Zlateva GP, Javitt JC, Earnshaw SR, Pliel AM, Graham CN, Brogan AJ, Shah S, Adamis AP. Cost-effectiveness model for age-related macular degeneration: comparing early and late Macugen® treatment. Poster presented at the 2006 EURETINA Congress; May 21, 2006. Lisbon, Portugal. Previously presented at the 2005 ISPOR 8th Annual European Congress.

OBJECTIVE: To compare the cost-effectiveness of early treatment in disease progression of age-related macular degeneration (AMD) to later treatment. A comprehensive model compares starting treatment with Macugen (pegaptanib sodium), a new treatment for AMD indicated for all patients with neovascular AMD and standard care in patients with early disease progression (i.e., better visual acuity [VA]) versus late disease progression (i.e., worse VA).

METHODS: A Markov framework was used to model lifetime movement of an AMD cohort through health states based on VA: >20/40, 20/40 to >20/80, 20/80 to >20/200, 20/200 to >20/400, and 20/400. Drug and procedure costs were derived from US published sources. Expert interviews were conducted to determine adverse events treatment patterns and vision rehabilitation resource use. Relative risks and costs associated with effects associated with declining VA were extracted from a Medicare analysis. Transition probabilities were derived from published trial data for both products for each of the 3-month cycles. Utilities were derived from similar published sources as previous AMD models. Results are expressed as vision years, quality-adjusted life years (QALYs), medical costs, and other costs, as well as the incremental cost per vision year and QALY gained. Three runs of the model were conducted with cohorts of patients starting in one of the following health states: 20/40 to >20/80; 20/80 to >20/200; and 20/200 to >20/400.

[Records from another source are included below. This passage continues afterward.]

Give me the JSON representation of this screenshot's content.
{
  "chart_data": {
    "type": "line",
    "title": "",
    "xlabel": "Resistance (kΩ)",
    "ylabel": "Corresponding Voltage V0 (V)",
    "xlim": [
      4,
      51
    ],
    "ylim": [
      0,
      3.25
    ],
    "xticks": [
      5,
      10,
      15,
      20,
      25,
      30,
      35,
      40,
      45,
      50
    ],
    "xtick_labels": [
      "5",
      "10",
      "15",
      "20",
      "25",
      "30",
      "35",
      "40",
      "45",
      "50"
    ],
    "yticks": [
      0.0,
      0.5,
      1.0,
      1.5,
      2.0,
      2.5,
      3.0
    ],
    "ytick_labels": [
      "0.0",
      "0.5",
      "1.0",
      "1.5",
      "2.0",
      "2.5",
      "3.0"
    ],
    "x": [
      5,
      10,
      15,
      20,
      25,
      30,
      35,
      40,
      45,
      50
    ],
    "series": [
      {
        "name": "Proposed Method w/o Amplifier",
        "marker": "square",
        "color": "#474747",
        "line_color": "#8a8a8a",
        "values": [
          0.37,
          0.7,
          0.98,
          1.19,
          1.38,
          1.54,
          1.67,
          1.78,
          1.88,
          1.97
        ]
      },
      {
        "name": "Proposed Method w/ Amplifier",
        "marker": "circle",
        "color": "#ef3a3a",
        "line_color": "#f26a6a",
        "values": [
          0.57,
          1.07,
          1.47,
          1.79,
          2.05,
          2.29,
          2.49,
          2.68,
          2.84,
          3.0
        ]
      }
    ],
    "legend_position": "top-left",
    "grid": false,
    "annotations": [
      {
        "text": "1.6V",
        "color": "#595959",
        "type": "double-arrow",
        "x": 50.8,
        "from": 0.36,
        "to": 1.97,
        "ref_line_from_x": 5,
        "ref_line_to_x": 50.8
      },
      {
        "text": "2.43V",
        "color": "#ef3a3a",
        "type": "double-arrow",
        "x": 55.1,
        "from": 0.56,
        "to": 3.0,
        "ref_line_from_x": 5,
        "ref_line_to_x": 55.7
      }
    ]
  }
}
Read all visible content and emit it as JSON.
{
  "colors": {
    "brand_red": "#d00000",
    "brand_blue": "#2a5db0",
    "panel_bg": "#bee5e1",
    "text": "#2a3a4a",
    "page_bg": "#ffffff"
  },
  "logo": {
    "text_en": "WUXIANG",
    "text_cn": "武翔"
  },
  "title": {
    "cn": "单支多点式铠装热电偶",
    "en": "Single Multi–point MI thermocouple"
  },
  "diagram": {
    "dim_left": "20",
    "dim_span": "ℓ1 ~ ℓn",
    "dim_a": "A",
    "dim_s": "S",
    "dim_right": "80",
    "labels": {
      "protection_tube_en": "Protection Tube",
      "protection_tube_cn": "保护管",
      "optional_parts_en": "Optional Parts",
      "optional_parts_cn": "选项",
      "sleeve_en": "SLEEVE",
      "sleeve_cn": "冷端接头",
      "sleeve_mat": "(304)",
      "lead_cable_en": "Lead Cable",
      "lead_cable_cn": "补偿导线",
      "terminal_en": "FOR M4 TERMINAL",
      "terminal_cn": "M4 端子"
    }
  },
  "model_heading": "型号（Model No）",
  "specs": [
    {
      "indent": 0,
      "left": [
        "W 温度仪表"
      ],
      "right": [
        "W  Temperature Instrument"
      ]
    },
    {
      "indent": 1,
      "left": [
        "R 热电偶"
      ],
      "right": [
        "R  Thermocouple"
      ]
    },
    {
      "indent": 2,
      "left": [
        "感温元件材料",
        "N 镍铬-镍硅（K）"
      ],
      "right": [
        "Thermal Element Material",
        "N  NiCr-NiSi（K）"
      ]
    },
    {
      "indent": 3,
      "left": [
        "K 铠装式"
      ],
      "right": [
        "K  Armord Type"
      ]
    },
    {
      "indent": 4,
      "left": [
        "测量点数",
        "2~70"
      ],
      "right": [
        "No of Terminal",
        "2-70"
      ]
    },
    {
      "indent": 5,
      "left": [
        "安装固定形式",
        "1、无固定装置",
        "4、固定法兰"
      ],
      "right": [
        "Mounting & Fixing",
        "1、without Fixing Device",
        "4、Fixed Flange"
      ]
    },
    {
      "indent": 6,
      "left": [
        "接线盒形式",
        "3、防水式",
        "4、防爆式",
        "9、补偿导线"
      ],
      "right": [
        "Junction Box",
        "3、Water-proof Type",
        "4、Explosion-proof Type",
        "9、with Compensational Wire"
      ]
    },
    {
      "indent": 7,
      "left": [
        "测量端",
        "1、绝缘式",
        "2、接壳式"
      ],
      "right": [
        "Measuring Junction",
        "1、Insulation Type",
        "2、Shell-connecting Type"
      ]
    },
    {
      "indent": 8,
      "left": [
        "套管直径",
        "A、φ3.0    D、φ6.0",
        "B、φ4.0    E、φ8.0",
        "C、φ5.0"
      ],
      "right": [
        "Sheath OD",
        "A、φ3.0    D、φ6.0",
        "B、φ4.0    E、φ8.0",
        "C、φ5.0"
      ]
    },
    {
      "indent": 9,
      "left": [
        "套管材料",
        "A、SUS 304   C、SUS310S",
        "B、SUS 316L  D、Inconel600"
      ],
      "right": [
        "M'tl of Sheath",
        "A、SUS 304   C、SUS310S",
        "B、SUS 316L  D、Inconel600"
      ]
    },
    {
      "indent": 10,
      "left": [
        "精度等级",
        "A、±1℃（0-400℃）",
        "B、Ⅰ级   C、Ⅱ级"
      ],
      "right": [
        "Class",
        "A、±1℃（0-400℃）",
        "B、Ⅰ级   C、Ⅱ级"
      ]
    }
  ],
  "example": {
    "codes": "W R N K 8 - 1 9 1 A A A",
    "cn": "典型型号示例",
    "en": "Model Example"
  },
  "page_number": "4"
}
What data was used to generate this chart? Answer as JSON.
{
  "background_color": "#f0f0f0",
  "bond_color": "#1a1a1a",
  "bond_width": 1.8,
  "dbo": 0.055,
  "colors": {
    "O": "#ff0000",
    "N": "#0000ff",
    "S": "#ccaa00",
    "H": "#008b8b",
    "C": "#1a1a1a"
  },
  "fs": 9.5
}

RESULTS: For lifetime analysis incremental cost-effectiveness ratios (ICERs) per vision year gained were $19,744, $23,377, and $58,512 and ICERs per QALY gained were $46,911, $67,058, and $135,400 versus standard care for patients started in the 20/40 to >20/80, 20/80 to >20/200, and 20/200 to >20/400 states, respectively.

CONCLUSIONS: Treating patients early when presenting with AMD results in lower ICERs than waiting to treat patients until their VA worsens. To achieve maximum cost benefits treatment should begin as soon as possible.